Standard abbreviations
- ISO 4: Political Res. Q.

Indexing
- ISSN: 1065-9129 (print) 1938-274X (web)
- LCCN: 93657077
- OCLC no.: 638770729

Links
- Journal homepage; Online access; Online archive;

= Political Research Quarterly =

Political Research Quarterly is a quarterly peer-reviewed academic journal that covers the field of political science. The editor-in-chief is Charles Anthony Smith (University of California, Irvine); with associate editors: Andrew Flores (American University), Jennifer Garcia (Oberlin College), Stephen Andrew Nuno (Northern Arizona University), Davin Phoenix (University of California, Irvine), Julia Jordan-Zachary (Wake Forest University), Heather Smith-Cannoy (Arizona State University), Christopher Stout (Oregon State University), Jami Taylor (University of Toledo), Angelia Wilson (University of Manchester), and Wendy Wong (University of British Columbia); and managing editor: Jacob Sutherland (University of California, Irvine).

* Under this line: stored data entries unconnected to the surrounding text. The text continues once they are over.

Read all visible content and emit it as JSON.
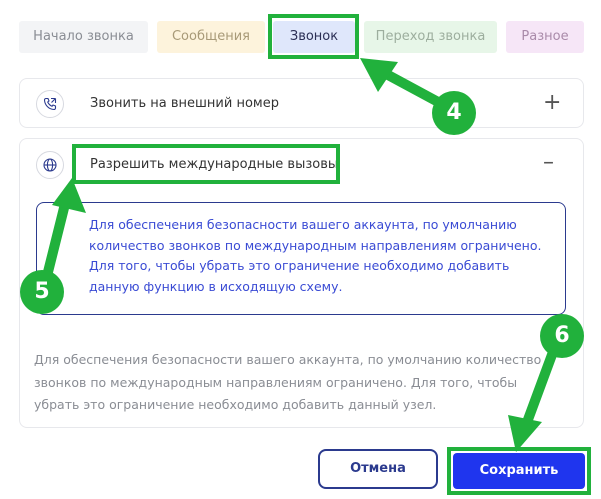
{
  "tabs": [
    {
      "label": "Начало звонка"
    },
    {
      "label": "Сообщения"
    },
    {
      "label": "Звонок"
    },
    {
      "label": "Переход звонка"
    },
    {
      "label": "Разное"
    }
  ],
  "section_external": {
    "label": "Звонить на внешний номер",
    "icon": "phone-icon",
    "toggle": "+"
  },
  "section_international": {
    "label": "Разрешить международные вызовы",
    "icon": "globe-icon",
    "toggle": "–"
  },
  "info_text": "Для обеспечения безопасности вашего аккаунта, по умолчанию количество звонков по международным направлениям ограничено. Для того, чтобы убрать это ограничение необходимо добавить данную функцию в исходящую схему.",
  "description": "Для обеспечения безопасности вашего аккаунта, по умолчанию количество звонков по международным направлениям ограничено. Для того, чтобы убрать это ограничение необходимо добавить данный узел.",
  "buttons": {
    "cancel": "Отмена",
    "save": "Сохранить"
  },
  "annotations": {
    "step4": "4",
    "step5": "5",
    "step6": "6",
    "color": "#21b13c"
  },
  "colors": {
    "accent": "#1f35ee",
    "dark_blue": "#2b3a8e",
    "info_text": "#3a4bd4"
  }
}
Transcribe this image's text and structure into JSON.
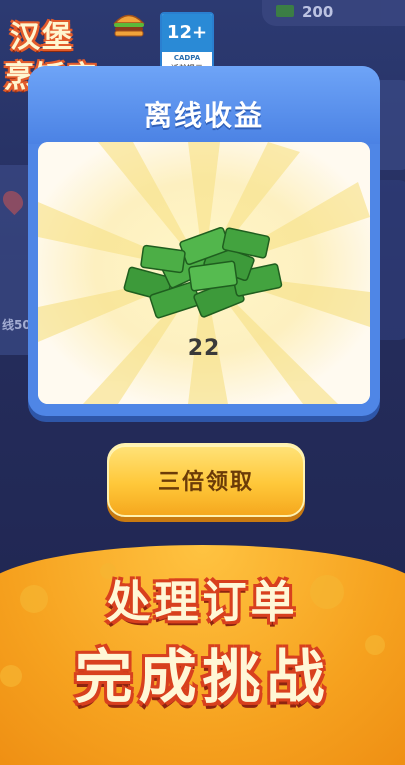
{
  "logo": {
    "line1": "汉堡",
    "line2": "烹饪店"
  },
  "age_rating": {
    "rating": "12+",
    "org": "CADPA",
    "note": "适龄提示"
  },
  "hud": {
    "cash": "200"
  },
  "background": {
    "left_label": "线50"
  },
  "popup": {
    "title": "离线收益",
    "reward_amount": "22"
  },
  "claim_button": {
    "label": "三倍领取"
  },
  "promo_banner": {
    "line1": "处理订单",
    "line2": "完成挑战"
  },
  "colors": {
    "popup_blue": "#4f86e6",
    "button_yellow": "#ffc83a",
    "banner_orange": "#f6a21f",
    "cash_green": "#3d9a3a"
  }
}
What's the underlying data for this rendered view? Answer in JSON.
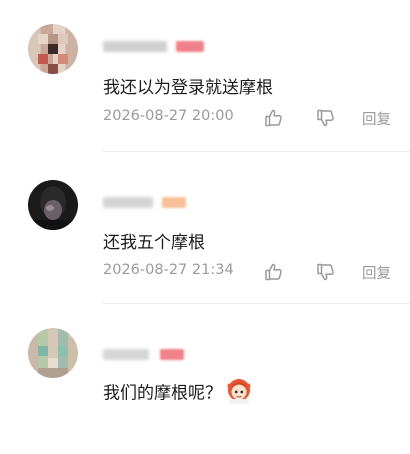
{
  "comments": [
    {
      "text": "我还以为登录就送摩根",
      "time": "2026-08-27 20:00",
      "reply_label": "回复"
    },
    {
      "text": "还我五个摩根",
      "time": "2026-08-27 21:34",
      "reply_label": "回复"
    },
    {
      "text": "我们的摩根呢？"
    }
  ],
  "icons": {
    "like": "thumbs-up-icon",
    "dislike": "thumbs-down-icon",
    "emoji": "anime-girl-emoji-icon"
  },
  "colors": {
    "text": "#1c1c1c",
    "meta": "#9a9a9a",
    "badge_red": "#f0808a",
    "badge_orange": "#f7c09a"
  }
}
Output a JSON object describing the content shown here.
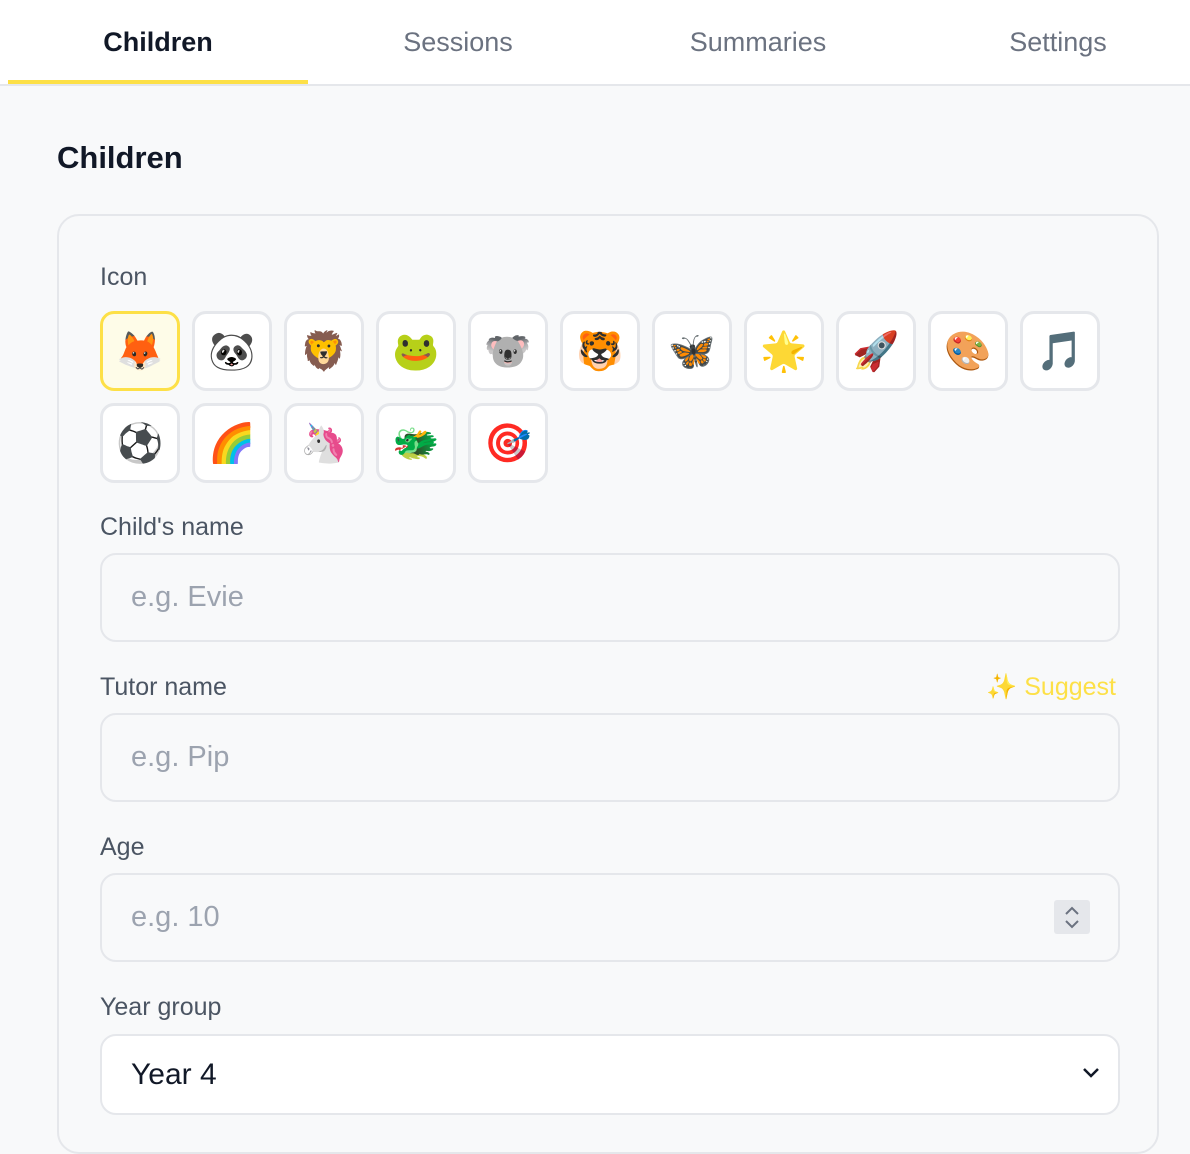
{
  "tabs": [
    {
      "label": "Children",
      "active": true
    },
    {
      "label": "Sessions",
      "active": false
    },
    {
      "label": "Summaries",
      "active": false
    },
    {
      "label": "Settings",
      "active": false
    }
  ],
  "page_title": "Children",
  "form": {
    "icon_label": "Icon",
    "icons": [
      {
        "emoji": "🦊",
        "name": "fox-icon",
        "selected": true
      },
      {
        "emoji": "🐼",
        "name": "panda-icon",
        "selected": false
      },
      {
        "emoji": "🦁",
        "name": "lion-icon",
        "selected": false
      },
      {
        "emoji": "🐸",
        "name": "frog-icon",
        "selected": false
      },
      {
        "emoji": "🐨",
        "name": "koala-icon",
        "selected": false
      },
      {
        "emoji": "🐯",
        "name": "tiger-icon",
        "selected": false
      },
      {
        "emoji": "🦋",
        "name": "butterfly-icon",
        "selected": false
      },
      {
        "emoji": "🌟",
        "name": "star-icon",
        "selected": false
      },
      {
        "emoji": "🚀",
        "name": "rocket-icon",
        "selected": false
      },
      {
        "emoji": "🎨",
        "name": "palette-icon",
        "selected": false
      },
      {
        "emoji": "🎵",
        "name": "music-note-icon",
        "selected": false
      },
      {
        "emoji": "⚽",
        "name": "soccer-ball-icon",
        "selected": false
      },
      {
        "emoji": "🌈",
        "name": "rainbow-icon",
        "selected": false
      },
      {
        "emoji": "🦄",
        "name": "unicorn-icon",
        "selected": false
      },
      {
        "emoji": "🐲",
        "name": "dragon-icon",
        "selected": false
      },
      {
        "emoji": "🎯",
        "name": "target-icon",
        "selected": false
      }
    ],
    "child_name_label": "Child's name",
    "child_name_placeholder": "e.g. Evie",
    "tutor_name_label": "Tutor name",
    "suggest_label": "✨ Suggest",
    "tutor_name_placeholder": "e.g. Pip",
    "age_label": "Age",
    "age_placeholder": "e.g. 10",
    "year_group_label": "Year group",
    "year_group_value": "Year 4"
  },
  "colors": {
    "accent": "#fde047",
    "border": "#e5e7eb",
    "background": "#f8f9fa"
  }
}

The journal was established in 1948 and is published by SAGE Publications on behalf of the University of Utah. It is the official journal of the Western Political Science Association.

== History ==
Originally named the Western Political Quarterly, it served as the official journal of the Western Political Science Association since it was first published by the University of Utah in March, 1948. The relationship between the association and the journal was formalized in 1971. The journal was renamed Political Research Quarterly in 1992.

== Abstracting and indexing ==
The journal is abstracted and indexed in Scopus and the Social Sciences Citation Index. According to the Journal Citation Reports, the journal has a 2021 impact factor of 2.531, ranking it 67th out of 187 journals in the category "Political Science".